Une petite muraille est sculptée dans la paroi de cette carrière de calcaire. Autrefois plus étendue, ce réseau fut rendu enclavé par de nombreuses injections de galeries dans le secteur, effectuées lors d’une vaste opération immobilière des années 70 et 80. Cette minuscule troglodyte sculptée, joliment ouvragée (on note jusqu’au détail de chaque moellon!) est certainement postérieure à l’isolement du réseau, et a été réalisée par d’autres visiteurs. La rosace est d’une extrême finesse.

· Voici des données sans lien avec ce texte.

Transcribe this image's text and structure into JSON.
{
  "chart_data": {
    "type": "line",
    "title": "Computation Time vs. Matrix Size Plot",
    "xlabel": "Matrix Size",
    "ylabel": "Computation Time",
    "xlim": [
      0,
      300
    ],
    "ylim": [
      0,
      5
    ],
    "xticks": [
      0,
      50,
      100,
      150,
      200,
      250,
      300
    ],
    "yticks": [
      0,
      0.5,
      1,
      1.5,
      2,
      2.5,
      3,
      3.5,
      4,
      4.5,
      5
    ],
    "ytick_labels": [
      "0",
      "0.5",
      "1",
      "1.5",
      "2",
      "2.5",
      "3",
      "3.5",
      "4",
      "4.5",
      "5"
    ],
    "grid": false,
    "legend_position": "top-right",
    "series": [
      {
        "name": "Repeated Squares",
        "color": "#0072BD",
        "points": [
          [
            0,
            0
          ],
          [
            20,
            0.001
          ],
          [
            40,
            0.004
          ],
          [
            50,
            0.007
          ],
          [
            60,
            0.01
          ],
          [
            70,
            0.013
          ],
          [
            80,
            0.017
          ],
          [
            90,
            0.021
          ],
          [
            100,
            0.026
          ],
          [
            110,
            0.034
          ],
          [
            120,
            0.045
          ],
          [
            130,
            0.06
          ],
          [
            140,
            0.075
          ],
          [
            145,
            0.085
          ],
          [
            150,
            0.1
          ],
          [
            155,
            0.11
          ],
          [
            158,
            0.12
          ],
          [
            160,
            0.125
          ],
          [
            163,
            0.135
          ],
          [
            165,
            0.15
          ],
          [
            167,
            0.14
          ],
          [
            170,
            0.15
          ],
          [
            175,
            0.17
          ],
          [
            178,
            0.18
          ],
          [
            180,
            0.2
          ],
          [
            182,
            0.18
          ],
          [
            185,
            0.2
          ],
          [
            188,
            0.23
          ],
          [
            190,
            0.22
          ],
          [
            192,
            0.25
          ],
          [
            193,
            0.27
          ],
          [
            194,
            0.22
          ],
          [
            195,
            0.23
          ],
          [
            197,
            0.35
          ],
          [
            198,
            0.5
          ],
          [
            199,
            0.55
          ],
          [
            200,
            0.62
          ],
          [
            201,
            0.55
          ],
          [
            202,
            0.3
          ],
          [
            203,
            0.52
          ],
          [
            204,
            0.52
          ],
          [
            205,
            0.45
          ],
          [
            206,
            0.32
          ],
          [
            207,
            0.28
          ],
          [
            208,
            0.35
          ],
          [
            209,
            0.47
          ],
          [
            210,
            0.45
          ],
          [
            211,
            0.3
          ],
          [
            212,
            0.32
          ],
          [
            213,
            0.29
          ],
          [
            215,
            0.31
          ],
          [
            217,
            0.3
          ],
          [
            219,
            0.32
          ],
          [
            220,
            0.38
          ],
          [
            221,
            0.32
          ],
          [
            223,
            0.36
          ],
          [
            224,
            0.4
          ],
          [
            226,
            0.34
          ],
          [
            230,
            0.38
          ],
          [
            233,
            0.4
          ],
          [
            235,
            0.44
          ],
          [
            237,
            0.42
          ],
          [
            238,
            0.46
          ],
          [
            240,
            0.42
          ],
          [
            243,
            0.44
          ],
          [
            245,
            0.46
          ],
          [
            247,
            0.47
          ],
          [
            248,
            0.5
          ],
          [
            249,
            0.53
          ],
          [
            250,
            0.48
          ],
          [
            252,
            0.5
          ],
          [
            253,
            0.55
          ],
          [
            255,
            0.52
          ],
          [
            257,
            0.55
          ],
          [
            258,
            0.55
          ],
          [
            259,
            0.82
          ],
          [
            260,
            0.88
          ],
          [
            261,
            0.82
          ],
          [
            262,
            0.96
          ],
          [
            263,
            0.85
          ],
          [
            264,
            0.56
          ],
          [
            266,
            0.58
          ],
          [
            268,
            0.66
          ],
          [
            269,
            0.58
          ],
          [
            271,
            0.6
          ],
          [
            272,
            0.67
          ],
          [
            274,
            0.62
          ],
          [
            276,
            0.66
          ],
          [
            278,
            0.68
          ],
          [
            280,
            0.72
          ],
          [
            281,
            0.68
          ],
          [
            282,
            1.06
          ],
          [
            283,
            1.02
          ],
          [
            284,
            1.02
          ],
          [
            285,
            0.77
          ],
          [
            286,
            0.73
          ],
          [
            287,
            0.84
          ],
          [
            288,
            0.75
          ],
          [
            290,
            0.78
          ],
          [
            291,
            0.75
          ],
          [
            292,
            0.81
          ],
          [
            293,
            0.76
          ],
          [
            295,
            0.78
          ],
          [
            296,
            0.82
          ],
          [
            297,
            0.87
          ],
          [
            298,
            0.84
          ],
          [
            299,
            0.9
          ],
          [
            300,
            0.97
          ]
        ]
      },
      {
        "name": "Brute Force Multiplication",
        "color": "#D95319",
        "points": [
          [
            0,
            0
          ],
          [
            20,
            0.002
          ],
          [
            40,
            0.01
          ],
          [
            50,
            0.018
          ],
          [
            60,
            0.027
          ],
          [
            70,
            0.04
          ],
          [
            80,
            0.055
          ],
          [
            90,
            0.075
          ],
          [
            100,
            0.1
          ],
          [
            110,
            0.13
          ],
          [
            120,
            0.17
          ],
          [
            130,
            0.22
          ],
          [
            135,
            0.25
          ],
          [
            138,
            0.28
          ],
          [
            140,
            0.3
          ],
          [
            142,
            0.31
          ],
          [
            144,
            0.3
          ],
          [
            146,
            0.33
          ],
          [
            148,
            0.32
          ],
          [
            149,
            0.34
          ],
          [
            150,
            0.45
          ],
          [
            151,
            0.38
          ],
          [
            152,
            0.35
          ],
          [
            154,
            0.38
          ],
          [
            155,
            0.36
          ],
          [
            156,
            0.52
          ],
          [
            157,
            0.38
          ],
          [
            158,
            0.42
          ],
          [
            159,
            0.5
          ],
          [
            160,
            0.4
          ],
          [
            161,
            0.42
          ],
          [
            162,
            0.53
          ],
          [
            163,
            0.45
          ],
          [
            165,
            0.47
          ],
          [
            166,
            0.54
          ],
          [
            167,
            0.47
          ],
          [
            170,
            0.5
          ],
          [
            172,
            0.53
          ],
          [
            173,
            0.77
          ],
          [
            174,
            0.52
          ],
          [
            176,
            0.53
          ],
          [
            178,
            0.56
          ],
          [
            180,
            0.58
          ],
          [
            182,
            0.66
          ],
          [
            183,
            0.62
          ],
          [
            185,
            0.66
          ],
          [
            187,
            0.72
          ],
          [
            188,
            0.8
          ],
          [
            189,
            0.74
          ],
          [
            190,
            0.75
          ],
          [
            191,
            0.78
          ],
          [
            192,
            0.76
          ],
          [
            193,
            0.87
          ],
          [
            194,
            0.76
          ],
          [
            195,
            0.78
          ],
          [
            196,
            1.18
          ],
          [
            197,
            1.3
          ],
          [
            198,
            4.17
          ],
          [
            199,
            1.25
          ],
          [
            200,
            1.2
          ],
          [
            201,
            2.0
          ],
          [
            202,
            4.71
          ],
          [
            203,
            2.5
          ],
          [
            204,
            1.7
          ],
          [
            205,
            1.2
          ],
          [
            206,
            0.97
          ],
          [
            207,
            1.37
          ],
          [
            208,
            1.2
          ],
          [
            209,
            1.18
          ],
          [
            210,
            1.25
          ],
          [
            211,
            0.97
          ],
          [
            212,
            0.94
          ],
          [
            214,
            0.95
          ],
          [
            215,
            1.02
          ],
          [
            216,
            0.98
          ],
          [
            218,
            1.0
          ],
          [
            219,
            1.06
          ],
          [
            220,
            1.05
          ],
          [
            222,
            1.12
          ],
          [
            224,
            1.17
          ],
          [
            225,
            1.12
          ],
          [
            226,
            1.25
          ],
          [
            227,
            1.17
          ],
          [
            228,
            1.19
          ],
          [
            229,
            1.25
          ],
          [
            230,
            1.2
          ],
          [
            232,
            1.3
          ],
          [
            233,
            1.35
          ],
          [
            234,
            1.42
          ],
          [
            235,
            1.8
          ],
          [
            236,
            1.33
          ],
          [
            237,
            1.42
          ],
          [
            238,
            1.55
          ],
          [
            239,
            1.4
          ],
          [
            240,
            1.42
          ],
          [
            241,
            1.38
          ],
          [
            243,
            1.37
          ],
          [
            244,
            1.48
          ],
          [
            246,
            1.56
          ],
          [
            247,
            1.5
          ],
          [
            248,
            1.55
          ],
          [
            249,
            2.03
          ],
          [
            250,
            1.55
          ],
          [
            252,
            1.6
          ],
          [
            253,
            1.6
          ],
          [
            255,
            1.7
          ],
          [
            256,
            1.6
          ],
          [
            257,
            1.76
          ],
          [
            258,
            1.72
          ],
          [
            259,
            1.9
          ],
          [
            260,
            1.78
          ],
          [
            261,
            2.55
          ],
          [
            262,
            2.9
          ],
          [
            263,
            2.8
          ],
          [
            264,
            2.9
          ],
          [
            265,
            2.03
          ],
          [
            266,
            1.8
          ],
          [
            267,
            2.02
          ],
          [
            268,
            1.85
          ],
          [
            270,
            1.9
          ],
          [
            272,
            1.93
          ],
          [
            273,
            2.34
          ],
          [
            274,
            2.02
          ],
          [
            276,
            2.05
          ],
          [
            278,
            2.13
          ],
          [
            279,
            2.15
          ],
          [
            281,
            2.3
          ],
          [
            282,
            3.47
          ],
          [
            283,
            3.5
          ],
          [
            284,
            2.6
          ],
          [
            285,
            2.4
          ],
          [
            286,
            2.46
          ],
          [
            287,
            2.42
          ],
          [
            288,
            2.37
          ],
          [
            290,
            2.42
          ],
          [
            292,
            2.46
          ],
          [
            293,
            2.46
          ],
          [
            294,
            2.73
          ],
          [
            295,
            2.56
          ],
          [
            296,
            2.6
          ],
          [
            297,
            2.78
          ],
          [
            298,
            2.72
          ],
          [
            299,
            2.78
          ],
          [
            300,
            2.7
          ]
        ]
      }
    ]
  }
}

Cette sculpture est réalisée dans un front de taille, et plus précisément dans le souchet, là où le calcaire est le plus tendre et où débutait l’opération du souchevage, donnant une forme de banc que l’on aperçoit ici et forme le sol de ce château miniature… Le réseau de carrières alentour a été consolidé par l’Inspection Générale des Carrières au milieu du XIXe siècle.
Un petit château dans l’eau, fantaisie sous Paris.
Certaines galeries recèlent des curiosités. Au détour de celle-ci, moderne en comparaison à l’ensemble des travaux parisiens de l’Inspection Générale des Carrières, un petit château dans l’eau a été construit par un amateur des galeries souterraines. Ce genre de Venise miniature donne tout son charme à l’endroit, qui nous fait oublier l’ambiance sombre de ces galeries maçonnées en pierre meulière. Le château dans l’eau, dans cette galerie inondée, donne une impression de fantaisie sous Paris.
Au détour d’une galerie maçonnée sinueuse, traversant d’anciennes carrières de calcaires sécurisées depuis 1777 par l’Inspection Générale des Carrières, on peut apercevoir d’étranges inscriptions. Celle ci signale la présence d’une ancienne galerie ayant été remblayée, bourrée, par les services de surveillance. Il est aussi intéressant de constater que cette rue Blottière n’existe plus en surface. La mémoire souterraine reste gravée. Ces travaux de remblaiement ont été entrepris par l’inspecteur Trémery, signé de la lettre T, en 1877.
Dans cette galerie est remarquable une hardie combinaison de consolidations différentes: une alternance d’arches et d’encorbellements, le tout dans une galerie en pente. Bien que ces deux styles de consolidation soient chacun assez répandus sous la ville de Paris, l’association entre les deux reste rarement observable et résultante d’une prouesse montrant la maîtrise des techniques de maçonnerie à cette époque. L’ouvrage, de 1869, est signé Trémery.